I meant effective sample size and r-hat for example

The diagnostics can help show problematic posterior geometry, which can be much more problematic than data size. For instance, running up against max treedepth or getting divergences.

You shouldn’t need <lower = epsilon> bounds in Stan—are you getting a lot of probability mass piling up near zero? If so, and you want to bound the estimate away, you can use zero-avoiding priors.

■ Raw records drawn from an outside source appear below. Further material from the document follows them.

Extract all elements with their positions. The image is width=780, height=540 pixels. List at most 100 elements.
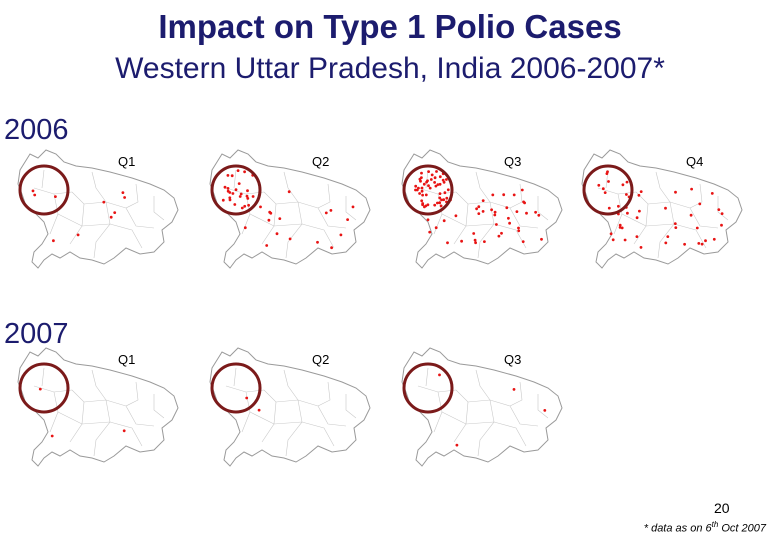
polio-case-dot — [611, 238, 615, 242]
polio-case-dot — [438, 201, 442, 205]
polio-case-dot — [339, 233, 343, 237]
polio-case-dot — [121, 191, 125, 194]
polio-case-dot — [330, 246, 333, 250]
polio-case-dot — [607, 180, 610, 183]
polio-case-dot — [534, 210, 537, 214]
district-boundary — [41, 367, 45, 387]
polio-case-dot — [620, 226, 624, 230]
polio-case-dot — [246, 197, 250, 200]
polio-case-dot — [474, 241, 477, 245]
polio-case-dot — [609, 232, 613, 236]
polio-case-dot — [508, 221, 511, 225]
state-outline — [209, 149, 371, 269]
state-outline — [209, 347, 371, 467]
district-boundary — [317, 207, 347, 229]
polio-case-dot — [493, 210, 497, 214]
district-boundary — [493, 421, 527, 447]
slide-subtitle: Western Uttar Pradesh, India 2006-2007* — [115, 52, 665, 85]
polio-case-dot — [490, 208, 493, 212]
district-boundary — [285, 201, 303, 259]
district-boundary — [509, 381, 523, 407]
polio-case-dot — [226, 174, 230, 177]
polio-case-dot — [50, 434, 54, 438]
polio-case-dot — [351, 205, 355, 209]
polio-case-dot — [695, 226, 699, 230]
polio-case-dot — [428, 230, 432, 234]
polio-case-dot — [420, 171, 423, 175]
district-boundary — [93, 201, 111, 259]
polio-case-dot — [491, 193, 495, 197]
polio-case-dot — [543, 409, 547, 412]
polio-case-dot — [438, 182, 442, 186]
western-up-highlight-ring — [582, 164, 634, 216]
polio-case-dot — [269, 211, 273, 215]
polio-case-dot — [38, 387, 42, 391]
quarter-label: Q2 — [312, 154, 330, 169]
polio-case-dot — [426, 203, 430, 207]
district-boundary — [263, 389, 319, 407]
polio-case-dot — [329, 209, 333, 212]
polio-case-dot — [221, 198, 225, 202]
polio-case-dot — [664, 241, 668, 245]
district-boundary — [109, 421, 143, 447]
district-boundary — [57, 411, 111, 425]
polio-case-dot — [442, 219, 446, 223]
polio-case-dot — [52, 239, 55, 243]
polio-case-dot — [497, 234, 501, 238]
polio-case-dot — [429, 178, 433, 181]
polio-case-dot — [113, 211, 117, 214]
polio-case-dot — [477, 205, 481, 209]
polio-case-dot — [436, 201, 439, 205]
polio-case-dot — [720, 223, 723, 227]
polio-case-dot — [245, 194, 249, 198]
polio-case-dot — [414, 188, 417, 192]
polio-case-dot — [442, 180, 446, 184]
polio-case-dot — [31, 189, 35, 193]
polio-case-dot — [243, 170, 246, 174]
district-boundary — [655, 171, 671, 203]
polio-case-dot — [433, 203, 437, 207]
polio-case-dot — [240, 206, 244, 210]
polio-case-dot — [123, 196, 126, 199]
polio-case-dot — [420, 186, 424, 190]
polio-case-dot — [287, 190, 291, 194]
western-up-highlight-ring — [18, 164, 70, 216]
district-boundary — [673, 223, 707, 249]
polio-case-dot — [414, 184, 418, 188]
polio-case-dot — [603, 191, 607, 194]
polio-case-dot — [421, 202, 425, 205]
polio-case-dot — [427, 170, 430, 173]
polio-case-dot — [495, 223, 498, 226]
district-map-2006-q3 — [401, 149, 563, 269]
polio-case-dot — [443, 191, 447, 195]
polio-case-dot — [324, 211, 328, 215]
polio-case-dot — [481, 199, 485, 202]
footnote-suffix: Oct 2007 — [718, 522, 766, 535]
district-boundary — [71, 191, 127, 209]
polio-case-dot — [618, 223, 622, 227]
polio-case-dot — [438, 192, 442, 195]
district-boundary — [283, 171, 299, 203]
polio-case-dot — [445, 196, 449, 200]
polio-case-dot — [710, 192, 714, 195]
district-map-2006-q1 — [17, 149, 179, 269]
district-boundary — [537, 196, 549, 221]
polio-case-dot — [427, 184, 430, 188]
polio-case-dot — [251, 195, 255, 198]
quarter-label: Q1 — [118, 352, 136, 367]
district-boundary — [285, 399, 303, 457]
polio-case-dot — [454, 214, 458, 218]
polio-case-dot — [537, 213, 541, 217]
polio-case-dot — [512, 193, 516, 197]
polio-case-dot — [625, 193, 628, 196]
district-boundary — [283, 369, 299, 401]
polio-case-dot — [674, 190, 677, 194]
polio-case-dot — [690, 187, 693, 191]
district-boundary — [455, 191, 511, 209]
polio-case-dot — [223, 185, 227, 189]
page-number: 20 — [714, 500, 730, 516]
district-boundary — [91, 369, 107, 401]
polio-case-dot — [441, 178, 445, 182]
district-boundary — [477, 201, 495, 259]
polio-case-dot — [433, 181, 436, 184]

You may find using compound declare-define makes the programs a lot clearer. For example,

real  dotproduct_final_lpdf(real answer, int LENGTH,
                            int final_size, vector scale,
                            matrix templates, vector signal) {
  vector[final_size] scale2 = rep_vector(0, final_size);
  vector[2 * final_size] scales = append_row(scale ,scale2);   
  vector[2 * LENGTH] scaled_temps = templates * scales;
  vector[2 * LENGTH] M_ST = signal - scaled_temps;
  ...

Also, you want to avoid multiplying by zero wherever possible as it just wastes derivative time. In this case, you’re creating a vector scales which is half zeros, then multiplying a matrix by it. You really only need the columns of the matrix and vector corresponding to the non-zero vector entries. It yields the same product without all the multiplies by zero. For example, if m is an N \times M matrix and v is an M-vector of the form v = v_1, \ldots, v_K, 0, ..., 0, then

m * v == m[ , 1:K] * v[1:K]

but the right-hand side involves far less arithmetic.